OpenAI, Microsoft and every other company that makes the smartest models still use RLHF despite OSS community preferring DPO for its ease of use.

RLHF seems to work really well for teaching the model reasoning, arithmetic, factual grounding and avoiding SFT shortfalls.

DPO really seems like a band aid. Every single model that we know of that are smart enough to be used in production by actual people have used RLHF or RLAIF.

LLaMa-3-70B: RLHF Wizard-2-8x22B: RLEIF GPT-4: RLHF and RLHAIF Claude-3: RLHF Gemini: RLHF Deepseek V2: RLHF

I think the current problem with OSS models is that we are missing our own RLHF. DPO and other papers say DPO is comparable or better yet it still remains that every single model with the strongest reasoning has used one form of RL or another.
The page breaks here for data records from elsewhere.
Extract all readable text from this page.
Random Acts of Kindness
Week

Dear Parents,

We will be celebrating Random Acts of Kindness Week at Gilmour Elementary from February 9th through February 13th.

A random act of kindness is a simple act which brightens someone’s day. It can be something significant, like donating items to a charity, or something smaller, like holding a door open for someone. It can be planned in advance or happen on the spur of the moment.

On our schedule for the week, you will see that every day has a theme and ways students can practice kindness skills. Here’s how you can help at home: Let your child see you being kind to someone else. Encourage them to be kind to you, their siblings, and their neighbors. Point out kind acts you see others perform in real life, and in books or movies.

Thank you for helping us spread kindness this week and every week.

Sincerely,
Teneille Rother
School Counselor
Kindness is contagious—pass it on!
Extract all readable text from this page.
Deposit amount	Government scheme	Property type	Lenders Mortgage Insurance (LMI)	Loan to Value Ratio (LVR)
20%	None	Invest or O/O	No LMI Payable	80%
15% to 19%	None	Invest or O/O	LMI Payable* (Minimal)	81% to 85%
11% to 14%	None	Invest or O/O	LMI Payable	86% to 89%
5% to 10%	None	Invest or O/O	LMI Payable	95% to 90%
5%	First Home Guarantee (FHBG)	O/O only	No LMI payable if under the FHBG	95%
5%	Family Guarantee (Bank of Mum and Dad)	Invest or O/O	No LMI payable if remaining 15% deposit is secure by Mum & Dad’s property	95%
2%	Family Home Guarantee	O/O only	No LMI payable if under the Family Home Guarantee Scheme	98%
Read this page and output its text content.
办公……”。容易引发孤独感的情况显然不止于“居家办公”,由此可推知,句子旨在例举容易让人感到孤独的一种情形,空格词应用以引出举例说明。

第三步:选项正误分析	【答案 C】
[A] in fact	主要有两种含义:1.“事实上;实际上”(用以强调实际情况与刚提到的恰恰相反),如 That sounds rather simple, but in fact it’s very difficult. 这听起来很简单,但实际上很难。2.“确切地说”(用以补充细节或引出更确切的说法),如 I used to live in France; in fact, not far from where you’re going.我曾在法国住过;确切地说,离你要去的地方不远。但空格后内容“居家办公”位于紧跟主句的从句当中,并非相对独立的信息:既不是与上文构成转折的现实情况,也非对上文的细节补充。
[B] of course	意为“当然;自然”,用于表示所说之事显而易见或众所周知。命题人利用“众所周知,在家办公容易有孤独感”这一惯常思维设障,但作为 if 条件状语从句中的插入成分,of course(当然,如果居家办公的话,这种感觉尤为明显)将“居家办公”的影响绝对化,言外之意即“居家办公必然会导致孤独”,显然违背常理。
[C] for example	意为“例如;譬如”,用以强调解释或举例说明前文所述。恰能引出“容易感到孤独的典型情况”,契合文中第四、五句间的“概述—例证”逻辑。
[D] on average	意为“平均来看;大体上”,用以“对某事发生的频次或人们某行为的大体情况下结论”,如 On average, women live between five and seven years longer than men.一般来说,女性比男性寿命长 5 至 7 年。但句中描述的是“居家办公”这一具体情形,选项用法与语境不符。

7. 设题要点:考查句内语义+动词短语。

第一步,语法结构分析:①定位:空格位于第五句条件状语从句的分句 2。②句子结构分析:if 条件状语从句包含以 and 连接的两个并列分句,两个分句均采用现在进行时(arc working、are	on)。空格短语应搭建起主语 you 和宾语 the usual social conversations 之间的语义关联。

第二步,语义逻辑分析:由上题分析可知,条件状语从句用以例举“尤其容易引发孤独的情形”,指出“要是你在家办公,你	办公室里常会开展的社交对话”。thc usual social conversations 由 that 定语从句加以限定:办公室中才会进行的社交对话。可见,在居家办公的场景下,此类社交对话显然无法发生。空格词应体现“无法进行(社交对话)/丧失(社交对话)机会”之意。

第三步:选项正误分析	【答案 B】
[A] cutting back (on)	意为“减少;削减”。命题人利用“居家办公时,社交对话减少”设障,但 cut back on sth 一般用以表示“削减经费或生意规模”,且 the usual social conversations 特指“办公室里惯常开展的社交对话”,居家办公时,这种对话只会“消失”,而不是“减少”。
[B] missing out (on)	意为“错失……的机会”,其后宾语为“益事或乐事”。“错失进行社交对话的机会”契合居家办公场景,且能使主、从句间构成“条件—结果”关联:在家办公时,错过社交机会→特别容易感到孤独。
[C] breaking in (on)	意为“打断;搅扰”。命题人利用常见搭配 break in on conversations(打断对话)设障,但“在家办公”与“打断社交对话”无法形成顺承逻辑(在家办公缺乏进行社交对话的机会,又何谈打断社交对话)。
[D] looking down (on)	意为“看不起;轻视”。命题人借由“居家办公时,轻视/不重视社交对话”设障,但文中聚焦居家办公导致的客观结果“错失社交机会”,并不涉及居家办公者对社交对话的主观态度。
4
Also it's way easier to make uncensored models with RLHF, you literally turn off the safety parameter. No, really, you can literally turn it off in the code for the reward model.

And RLHF doesn't have to make the model lobotomised either, turn off safety and train reward model to rank creative or “human like” responses high, it's literally that simple.

So unless we take initiative and start running our own RLHF, we are going to be dependant on corporations to do it for us, and they will just leave OSS once they can make a monetizable product. And don't expect them to give us uncensored models either.